Всю жизнь Шарлиз будет благодарить Герду. Да, порой она бывала резка и критична, хвалила дочь редко, но если хвалила — так уж точно заслуженно. А главное — была ей примером. Герда всегда говорила: «Я должна вырастить тебя такой, чтобы ты умела себя отстоять» Сама-то она руководила третьей по значению фирмой по строительству дорог в ЮАР — и в этой неласковой к женщинам области добилась уважения. При этом Герда не теряла женственности, и любимые воспоминания Шарлиз — как мать собирается утром на работу: быстро красится и непременно душится.
Спустя годы, получая «Оскар» и говоря положенную по случаю речь, Шарлиз Терон будет смотреть куда угодно, но только не на маму в зале, потому что иначе не сможет сдержать слез, а плакать в их семье не принято. Сколько ни скажи прочувствованных слов в «оскаровском» спиче, их все равно никогда не хватит, но Герда сумеет расслышать все, что таится за ними и между ними — бесконечную благодарность дочери и ее недоверчивый победительный восторг от того, что их давние мечты сбылись.
Она и не предполагала такого, когда бродила по Лос-Анджелесу в первые дни. Ей попросту пришло в голову, что самая близкая к балету профессия — актерство. Теперь нужно было обивать пороги, записываться на кастинги, искать актерские курсы... И хрупкая вера в себя истончалась с каждым днем, потому что сразу же оказалось, что Шарлиз приехала в город, где идеально красив каждый и этот каждый еще и намного более подготовлен к штурму.
Однажды вечером она брела по улице и вдруг в глаза бросилась вывеска: «Щенки». Это был собачий приют. Ноги сами понесли Шарлиз внутрь — и спустя полчаса она вышла с крошечным метисом кокер-спаниеля на руках. Соседка по комнатушке в дешевом отеле возмутилась ее безответственностью: «Как ты можешь брать собаку, если не знаешь, где сама окажешься через неделю?» А для Шарлиз это был как раз самый ответственный поступок: знак, символ того, что из Лос-Анджелеса она никуда не уедет, что бы ни произошло.
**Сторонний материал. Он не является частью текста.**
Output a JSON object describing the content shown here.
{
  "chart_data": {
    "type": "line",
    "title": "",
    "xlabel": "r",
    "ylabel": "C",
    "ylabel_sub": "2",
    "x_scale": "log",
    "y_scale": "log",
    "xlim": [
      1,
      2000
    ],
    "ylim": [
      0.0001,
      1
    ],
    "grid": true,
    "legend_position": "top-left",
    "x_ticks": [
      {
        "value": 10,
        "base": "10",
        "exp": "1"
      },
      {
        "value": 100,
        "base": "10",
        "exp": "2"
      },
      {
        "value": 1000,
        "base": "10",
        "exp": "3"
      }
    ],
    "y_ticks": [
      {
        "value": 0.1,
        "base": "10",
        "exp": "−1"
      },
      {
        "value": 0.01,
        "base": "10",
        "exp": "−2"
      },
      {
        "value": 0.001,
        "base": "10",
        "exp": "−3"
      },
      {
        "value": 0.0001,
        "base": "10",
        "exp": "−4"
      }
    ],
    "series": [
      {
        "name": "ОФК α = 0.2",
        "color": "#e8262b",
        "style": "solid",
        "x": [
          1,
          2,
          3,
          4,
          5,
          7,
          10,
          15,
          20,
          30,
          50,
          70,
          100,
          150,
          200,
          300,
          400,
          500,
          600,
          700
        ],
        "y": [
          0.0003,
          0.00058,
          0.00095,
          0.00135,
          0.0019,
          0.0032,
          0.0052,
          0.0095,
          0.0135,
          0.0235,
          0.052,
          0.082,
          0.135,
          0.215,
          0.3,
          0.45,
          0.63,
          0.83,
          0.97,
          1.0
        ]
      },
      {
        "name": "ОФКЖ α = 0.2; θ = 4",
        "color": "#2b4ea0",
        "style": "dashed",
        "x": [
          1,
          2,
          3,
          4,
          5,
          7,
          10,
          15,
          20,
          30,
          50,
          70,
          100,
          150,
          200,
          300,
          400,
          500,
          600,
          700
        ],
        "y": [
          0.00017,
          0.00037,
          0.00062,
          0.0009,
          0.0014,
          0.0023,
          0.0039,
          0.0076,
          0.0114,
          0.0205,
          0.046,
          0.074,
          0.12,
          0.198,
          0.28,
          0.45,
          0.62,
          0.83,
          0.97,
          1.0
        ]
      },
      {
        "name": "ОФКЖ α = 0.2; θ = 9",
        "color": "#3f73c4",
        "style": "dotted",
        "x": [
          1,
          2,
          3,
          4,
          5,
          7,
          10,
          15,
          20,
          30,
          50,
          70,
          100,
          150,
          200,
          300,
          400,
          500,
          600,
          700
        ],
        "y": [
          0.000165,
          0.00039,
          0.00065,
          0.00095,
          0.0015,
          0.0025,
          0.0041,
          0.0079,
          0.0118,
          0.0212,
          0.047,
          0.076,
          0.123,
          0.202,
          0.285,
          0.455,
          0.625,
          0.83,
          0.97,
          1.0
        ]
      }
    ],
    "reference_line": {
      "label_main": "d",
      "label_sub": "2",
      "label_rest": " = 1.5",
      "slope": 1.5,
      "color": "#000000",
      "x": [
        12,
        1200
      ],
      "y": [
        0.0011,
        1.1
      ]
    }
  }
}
Ей помог случай — как и большинству успешных голливудских дебютантов. Мама прислала чек на пятьсот долларов — как нельзя кстати. Однако в банке кассир отказался обналичить деньги: чек был выписан не в США. Девушка принялась кричать, понося кассира и американскую банковскую систему на английском, африкаансе и еще нескольких диалектах. Стоявший в очереди человек с искренним любопытством рассматривал скандалистку и прислушивался к сочным выражениям. Он оказался маститым актерским агентом Джоном Кросби, клиентами которого были Рене Руссо и Джон Херт.
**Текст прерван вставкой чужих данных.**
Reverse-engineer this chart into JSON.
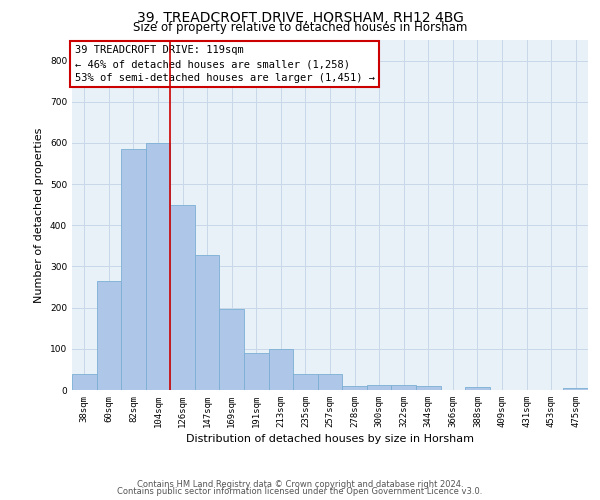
{
  "title": "39, TREADCROFT DRIVE, HORSHAM, RH12 4BG",
  "subtitle": "Size of property relative to detached houses in Horsham",
  "xlabel": "Distribution of detached houses by size in Horsham",
  "ylabel": "Number of detached properties",
  "categories": [
    "38sqm",
    "60sqm",
    "82sqm",
    "104sqm",
    "126sqm",
    "147sqm",
    "169sqm",
    "191sqm",
    "213sqm",
    "235sqm",
    "257sqm",
    "278sqm",
    "300sqm",
    "322sqm",
    "344sqm",
    "366sqm",
    "388sqm",
    "409sqm",
    "431sqm",
    "453sqm",
    "475sqm"
  ],
  "values": [
    38,
    265,
    585,
    600,
    450,
    328,
    197,
    90,
    100,
    38,
    38,
    10,
    13,
    13,
    10,
    0,
    8,
    0,
    0,
    0,
    5
  ],
  "bar_color": "#aec6e8",
  "bar_edge_color": "#7bafd4",
  "vline_x": 3.5,
  "vline_color": "#cc0000",
  "annotation_line1": "39 TREADCROFT DRIVE: 119sqm",
  "annotation_line2": "← 46% of detached houses are smaller (1,258)",
  "annotation_line3": "53% of semi-detached houses are larger (1,451) →",
  "annotation_box_color": "#ffffff",
  "annotation_box_edge": "#cc0000",
  "ylim": [
    0,
    850
  ],
  "yticks": [
    0,
    100,
    200,
    300,
    400,
    500,
    600,
    700,
    800
  ],
  "grid_color": "#c8d8e8",
  "bg_color": "#e8f0f8",
  "footer_line1": "Contains HM Land Registry data © Crown copyright and database right 2024.",
  "footer_line2": "Contains public sector information licensed under the Open Government Licence v3.0.",
  "title_fontsize": 10,
  "subtitle_fontsize": 8.5,
  "ylabel_fontsize": 8,
  "xlabel_fontsize": 8,
  "tick_fontsize": 6.5,
  "annotation_fontsize": 7.5,
  "footer_fontsize": 6
}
Вскоре Шарлиз уже значилась студенткой актерской школы, где упорно избавлялась от акцента и ходила по кастингам. Один она запомнила на многие годы. Именитый режиссер пригласил ее на прослушивание к себе домой. Не то чтобы не мелькнуло никаких подозрений, но все же Терон уверила себя, что реагирует как наивная провинциалка, а у занятых голливудских воротил, наверное, так принято. Режиссер принял ее в пижаме и стал приставать. Отпихнув его и убегая, она зачем-то еще извинялась, и вот этих-то извинений потом не могла себе простить, ехала домой, лупила руками по рулю и кричала на саму себя: «Как ты могла, за что ты просила прощения?!»